AB and CD are two chords of a circle such that AB = 6 cm, CD = 12 cm and $AB\parallel CD$. If the distance between AB and CD is 3 cm, find the radius of the circle. [4 MARKS]

Answer 1

Concept: 2 Marks
Application: 2 Marks


Let AB and CD be two parallel chords of a circle with centre O such that AB = 6 cm and CD = 12 cm.

Construction:
Join OB and OD

Draw perpendicular bisectors OL of AB and OM of CD. Since $AB\parallel CD$, the points O, M and L are collinear.

Clearly, LM = 3 cm.
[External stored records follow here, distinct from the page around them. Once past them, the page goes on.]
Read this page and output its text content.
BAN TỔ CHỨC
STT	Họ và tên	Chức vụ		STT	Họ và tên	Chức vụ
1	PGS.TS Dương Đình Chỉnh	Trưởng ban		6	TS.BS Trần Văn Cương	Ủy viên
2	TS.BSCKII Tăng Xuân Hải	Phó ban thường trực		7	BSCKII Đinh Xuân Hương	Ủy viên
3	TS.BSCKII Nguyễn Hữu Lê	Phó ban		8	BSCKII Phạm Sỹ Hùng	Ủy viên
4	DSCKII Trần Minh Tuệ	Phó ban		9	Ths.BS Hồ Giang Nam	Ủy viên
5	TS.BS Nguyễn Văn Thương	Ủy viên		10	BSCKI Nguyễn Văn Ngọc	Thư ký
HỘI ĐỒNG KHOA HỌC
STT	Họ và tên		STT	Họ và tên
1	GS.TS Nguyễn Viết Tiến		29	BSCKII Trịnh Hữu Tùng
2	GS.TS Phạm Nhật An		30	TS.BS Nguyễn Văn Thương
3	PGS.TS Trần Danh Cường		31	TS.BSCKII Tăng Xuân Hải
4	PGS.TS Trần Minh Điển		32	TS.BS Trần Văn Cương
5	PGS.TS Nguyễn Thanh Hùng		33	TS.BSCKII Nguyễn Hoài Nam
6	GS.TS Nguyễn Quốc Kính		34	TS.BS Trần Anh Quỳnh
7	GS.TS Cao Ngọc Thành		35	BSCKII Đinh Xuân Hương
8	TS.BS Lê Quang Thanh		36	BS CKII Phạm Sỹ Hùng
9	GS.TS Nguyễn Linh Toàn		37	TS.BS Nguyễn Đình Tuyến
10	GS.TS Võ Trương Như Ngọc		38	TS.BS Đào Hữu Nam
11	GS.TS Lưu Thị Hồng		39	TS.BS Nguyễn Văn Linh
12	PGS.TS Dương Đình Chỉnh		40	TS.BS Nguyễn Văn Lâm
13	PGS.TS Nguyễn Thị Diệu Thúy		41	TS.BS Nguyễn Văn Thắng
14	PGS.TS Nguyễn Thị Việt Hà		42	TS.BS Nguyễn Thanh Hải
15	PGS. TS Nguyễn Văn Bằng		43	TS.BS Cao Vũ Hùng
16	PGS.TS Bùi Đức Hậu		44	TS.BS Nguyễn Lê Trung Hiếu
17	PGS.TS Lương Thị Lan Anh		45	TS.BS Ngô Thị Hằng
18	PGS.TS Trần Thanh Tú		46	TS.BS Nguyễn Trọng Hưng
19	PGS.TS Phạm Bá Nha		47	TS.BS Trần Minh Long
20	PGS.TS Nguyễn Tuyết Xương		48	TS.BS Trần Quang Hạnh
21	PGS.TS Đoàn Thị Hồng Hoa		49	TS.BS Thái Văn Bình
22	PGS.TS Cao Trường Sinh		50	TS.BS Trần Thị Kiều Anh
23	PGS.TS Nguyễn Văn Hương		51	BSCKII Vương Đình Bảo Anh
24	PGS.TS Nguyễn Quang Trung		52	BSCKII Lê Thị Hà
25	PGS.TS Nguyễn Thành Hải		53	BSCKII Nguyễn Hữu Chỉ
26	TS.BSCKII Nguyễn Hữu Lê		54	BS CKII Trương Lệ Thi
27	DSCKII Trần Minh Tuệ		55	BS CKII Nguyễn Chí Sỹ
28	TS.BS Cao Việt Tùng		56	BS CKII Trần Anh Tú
Let OM = x cm and let OB = OD = r.

From right triangle OLB, we get:
Using Pythagoras Theorem:

$O{B}^2=O{L}^2+B{L}^2$ or $r^2=(x+3{)}^2+3^2$ (i)

$(\because BL=\frac{1}{2}AB=3cm)$

From right triangle ODM, we get:
Using Pythagoras Theorem:

$O{D}^2=O{M}^2+M{D}^2$ or $r^2=x^2+6^2$ (ii)

$(\because MD=\frac{1}{2}CD=6cm)$

Thus, from (i) and (ii), we get:

$(x+3{)}^2+3^2=x^2+6^2$ or $6x=18$ or $x=3cm$

$\therefore r^2=x^2+6^2=3^2+6^2=45$ or $r=\sqrt{45}=6.7cm$

Hence, the radius of the circle is 6.7cm.